RE: bands of brothers


Subject: RE: bands of brothers
ZazieZazie@hetnet.nl
Date: Mon Jul 08 2002 - 13:08:55 EDT


> I know the 'little magazines' feature in the biographies of some
> great artists. But for every Querschnitt there were a million
> 'New Poetrys' or 'New Writings' or 'Wafflings'.
> And on each page of contents, for every Pound or Hemingway,
> were twenty million Jack Whosits & Susan Whatshies -
> their bones long since whitened in the deserts of time.

      Ah, but there's the rub. Only one in a kabillion achieves
      immortality. And that's only immortality in the current
      age. As time goes by, even that disappears.

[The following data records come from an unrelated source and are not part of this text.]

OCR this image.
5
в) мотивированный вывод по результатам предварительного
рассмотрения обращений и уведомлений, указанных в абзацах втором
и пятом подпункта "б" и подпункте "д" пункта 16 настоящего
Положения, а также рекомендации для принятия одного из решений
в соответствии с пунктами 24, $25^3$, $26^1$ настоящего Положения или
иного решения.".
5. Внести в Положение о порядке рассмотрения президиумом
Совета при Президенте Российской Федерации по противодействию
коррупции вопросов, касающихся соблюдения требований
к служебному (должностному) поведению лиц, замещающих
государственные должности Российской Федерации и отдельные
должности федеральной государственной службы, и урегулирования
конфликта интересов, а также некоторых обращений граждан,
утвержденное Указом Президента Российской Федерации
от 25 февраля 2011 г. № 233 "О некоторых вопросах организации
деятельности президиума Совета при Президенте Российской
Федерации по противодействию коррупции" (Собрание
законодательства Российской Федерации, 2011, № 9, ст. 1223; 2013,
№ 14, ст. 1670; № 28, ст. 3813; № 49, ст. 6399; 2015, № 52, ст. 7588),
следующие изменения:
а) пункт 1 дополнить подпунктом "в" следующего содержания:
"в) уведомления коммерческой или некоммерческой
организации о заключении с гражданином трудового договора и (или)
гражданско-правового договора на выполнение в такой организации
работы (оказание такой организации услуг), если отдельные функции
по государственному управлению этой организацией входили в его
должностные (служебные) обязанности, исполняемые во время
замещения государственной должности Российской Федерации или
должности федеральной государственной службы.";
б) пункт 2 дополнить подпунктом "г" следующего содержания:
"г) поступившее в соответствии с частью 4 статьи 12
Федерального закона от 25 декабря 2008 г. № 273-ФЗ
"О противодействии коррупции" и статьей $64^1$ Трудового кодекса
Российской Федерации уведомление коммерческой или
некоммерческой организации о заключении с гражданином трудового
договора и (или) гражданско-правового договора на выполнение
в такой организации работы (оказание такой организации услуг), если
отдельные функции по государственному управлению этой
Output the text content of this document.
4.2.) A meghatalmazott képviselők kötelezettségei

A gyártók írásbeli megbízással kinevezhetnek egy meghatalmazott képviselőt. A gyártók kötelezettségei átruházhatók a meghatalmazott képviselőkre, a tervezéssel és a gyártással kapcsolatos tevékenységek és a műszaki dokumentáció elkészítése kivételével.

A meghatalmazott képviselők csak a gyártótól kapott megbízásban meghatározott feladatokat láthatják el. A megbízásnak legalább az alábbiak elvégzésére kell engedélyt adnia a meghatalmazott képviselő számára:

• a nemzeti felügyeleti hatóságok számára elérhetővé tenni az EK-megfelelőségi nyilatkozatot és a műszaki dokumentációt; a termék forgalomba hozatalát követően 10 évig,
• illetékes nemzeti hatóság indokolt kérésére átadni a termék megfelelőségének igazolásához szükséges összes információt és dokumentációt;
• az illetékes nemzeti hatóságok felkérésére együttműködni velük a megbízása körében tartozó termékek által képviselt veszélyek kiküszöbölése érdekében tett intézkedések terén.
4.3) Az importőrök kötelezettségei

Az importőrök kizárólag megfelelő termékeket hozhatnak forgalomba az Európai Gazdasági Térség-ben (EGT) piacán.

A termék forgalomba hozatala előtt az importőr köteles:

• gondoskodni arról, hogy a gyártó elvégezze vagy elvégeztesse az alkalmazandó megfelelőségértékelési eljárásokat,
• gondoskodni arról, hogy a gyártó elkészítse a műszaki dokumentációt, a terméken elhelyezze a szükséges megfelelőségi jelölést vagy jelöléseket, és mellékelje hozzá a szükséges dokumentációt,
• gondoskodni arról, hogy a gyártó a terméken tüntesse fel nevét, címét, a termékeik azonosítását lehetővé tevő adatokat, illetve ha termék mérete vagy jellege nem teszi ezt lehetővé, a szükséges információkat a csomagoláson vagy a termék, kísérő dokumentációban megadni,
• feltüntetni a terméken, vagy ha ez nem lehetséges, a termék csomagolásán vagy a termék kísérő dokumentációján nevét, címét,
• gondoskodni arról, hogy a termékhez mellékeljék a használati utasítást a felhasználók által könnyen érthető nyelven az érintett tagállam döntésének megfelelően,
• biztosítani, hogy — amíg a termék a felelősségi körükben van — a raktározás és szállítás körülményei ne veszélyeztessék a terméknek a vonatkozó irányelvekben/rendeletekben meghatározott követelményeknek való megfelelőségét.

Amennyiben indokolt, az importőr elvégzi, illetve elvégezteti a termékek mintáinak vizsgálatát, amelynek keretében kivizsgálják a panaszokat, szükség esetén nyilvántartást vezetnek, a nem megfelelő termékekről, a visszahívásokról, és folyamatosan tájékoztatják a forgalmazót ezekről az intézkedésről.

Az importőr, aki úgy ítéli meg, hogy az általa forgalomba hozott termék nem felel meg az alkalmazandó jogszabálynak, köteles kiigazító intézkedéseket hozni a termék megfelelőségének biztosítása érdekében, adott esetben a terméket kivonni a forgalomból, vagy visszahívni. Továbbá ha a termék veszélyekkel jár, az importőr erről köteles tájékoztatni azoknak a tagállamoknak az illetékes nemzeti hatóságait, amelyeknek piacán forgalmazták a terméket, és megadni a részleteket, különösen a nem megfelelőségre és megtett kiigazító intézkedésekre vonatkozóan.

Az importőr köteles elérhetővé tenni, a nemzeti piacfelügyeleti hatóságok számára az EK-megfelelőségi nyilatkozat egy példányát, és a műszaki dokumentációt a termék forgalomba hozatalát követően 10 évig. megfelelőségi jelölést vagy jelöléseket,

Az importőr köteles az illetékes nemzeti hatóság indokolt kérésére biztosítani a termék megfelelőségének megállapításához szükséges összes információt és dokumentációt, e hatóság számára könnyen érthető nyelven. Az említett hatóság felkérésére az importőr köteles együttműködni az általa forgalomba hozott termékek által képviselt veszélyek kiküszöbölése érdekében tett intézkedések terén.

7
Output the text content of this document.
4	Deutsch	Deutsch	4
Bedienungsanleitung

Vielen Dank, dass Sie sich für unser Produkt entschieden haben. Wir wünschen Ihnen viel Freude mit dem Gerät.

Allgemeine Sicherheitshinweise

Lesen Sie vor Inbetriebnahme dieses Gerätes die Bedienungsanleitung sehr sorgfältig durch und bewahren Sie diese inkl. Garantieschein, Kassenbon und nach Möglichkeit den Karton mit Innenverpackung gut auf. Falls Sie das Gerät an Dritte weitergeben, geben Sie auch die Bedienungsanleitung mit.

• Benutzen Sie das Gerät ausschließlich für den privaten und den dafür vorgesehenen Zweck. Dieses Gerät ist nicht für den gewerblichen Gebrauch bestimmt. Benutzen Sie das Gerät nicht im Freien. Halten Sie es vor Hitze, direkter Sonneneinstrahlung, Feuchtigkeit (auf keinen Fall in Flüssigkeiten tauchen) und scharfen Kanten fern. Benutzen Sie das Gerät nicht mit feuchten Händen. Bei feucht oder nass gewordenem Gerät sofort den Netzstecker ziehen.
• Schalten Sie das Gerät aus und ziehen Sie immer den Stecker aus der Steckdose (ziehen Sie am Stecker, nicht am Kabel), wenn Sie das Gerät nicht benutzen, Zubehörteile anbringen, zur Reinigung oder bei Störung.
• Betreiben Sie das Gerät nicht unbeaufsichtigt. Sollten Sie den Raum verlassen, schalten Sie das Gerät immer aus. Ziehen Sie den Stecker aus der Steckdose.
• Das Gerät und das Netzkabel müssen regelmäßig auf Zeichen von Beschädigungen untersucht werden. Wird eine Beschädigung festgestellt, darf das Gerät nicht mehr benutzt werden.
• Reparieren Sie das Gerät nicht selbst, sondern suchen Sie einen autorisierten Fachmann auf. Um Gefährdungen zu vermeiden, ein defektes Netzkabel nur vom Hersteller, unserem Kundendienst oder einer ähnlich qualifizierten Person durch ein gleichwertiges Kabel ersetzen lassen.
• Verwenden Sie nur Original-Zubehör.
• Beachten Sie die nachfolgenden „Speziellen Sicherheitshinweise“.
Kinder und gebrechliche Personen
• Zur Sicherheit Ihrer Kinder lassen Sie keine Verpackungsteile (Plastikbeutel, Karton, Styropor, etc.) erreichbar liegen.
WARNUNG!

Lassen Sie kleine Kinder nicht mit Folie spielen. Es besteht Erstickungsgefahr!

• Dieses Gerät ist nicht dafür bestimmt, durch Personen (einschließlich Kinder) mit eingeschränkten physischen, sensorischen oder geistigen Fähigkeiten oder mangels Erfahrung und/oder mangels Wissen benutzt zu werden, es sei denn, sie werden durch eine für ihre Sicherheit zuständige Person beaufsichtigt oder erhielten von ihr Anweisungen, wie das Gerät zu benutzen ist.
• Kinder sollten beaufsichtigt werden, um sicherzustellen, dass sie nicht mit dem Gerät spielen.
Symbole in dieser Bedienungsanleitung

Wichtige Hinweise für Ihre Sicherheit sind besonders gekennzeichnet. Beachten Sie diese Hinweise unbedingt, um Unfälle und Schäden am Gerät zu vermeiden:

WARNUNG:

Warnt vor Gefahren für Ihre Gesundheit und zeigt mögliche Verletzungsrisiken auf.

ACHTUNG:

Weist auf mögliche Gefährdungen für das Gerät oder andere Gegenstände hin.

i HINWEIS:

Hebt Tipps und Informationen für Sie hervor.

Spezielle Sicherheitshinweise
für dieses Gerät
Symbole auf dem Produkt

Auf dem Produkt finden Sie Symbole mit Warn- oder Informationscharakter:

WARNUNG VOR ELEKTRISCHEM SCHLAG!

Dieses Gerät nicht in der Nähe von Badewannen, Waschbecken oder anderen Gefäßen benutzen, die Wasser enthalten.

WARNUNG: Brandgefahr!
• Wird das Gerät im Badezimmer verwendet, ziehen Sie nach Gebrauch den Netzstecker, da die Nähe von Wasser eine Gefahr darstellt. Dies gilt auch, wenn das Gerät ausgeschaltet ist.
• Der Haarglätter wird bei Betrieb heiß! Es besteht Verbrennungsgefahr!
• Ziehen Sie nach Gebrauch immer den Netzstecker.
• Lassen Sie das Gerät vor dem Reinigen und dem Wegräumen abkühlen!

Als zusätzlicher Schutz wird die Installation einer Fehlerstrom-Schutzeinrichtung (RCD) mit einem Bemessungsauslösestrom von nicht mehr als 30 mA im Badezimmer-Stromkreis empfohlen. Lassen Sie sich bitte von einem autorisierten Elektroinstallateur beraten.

      In the end, there's only one to represent it all.
      Homer. Shakespeare. Hemingway? I don't know about even
      that. So, all you're ever doing is shoveling against
      the tide. Sooner or later, you're going to go the way
      of the rest of them whose fifteen minutes were only five.

      So what is the point, then? A masterpiece?

      Even a masterpiece goes the way of the rest of it
      after enough time passes. No, the point of it is the
      making of it. And one can do that alone just as well
      as one could do with a passel of cheddar-loving friends.

      Regards,
      Cecilia.

>>Maybe the point is more mundane:
>>praise and respect from peers and one or two generations after?
>>I mean, if you're dead, you're dead; ya can't take it with you, just like da money .... Or?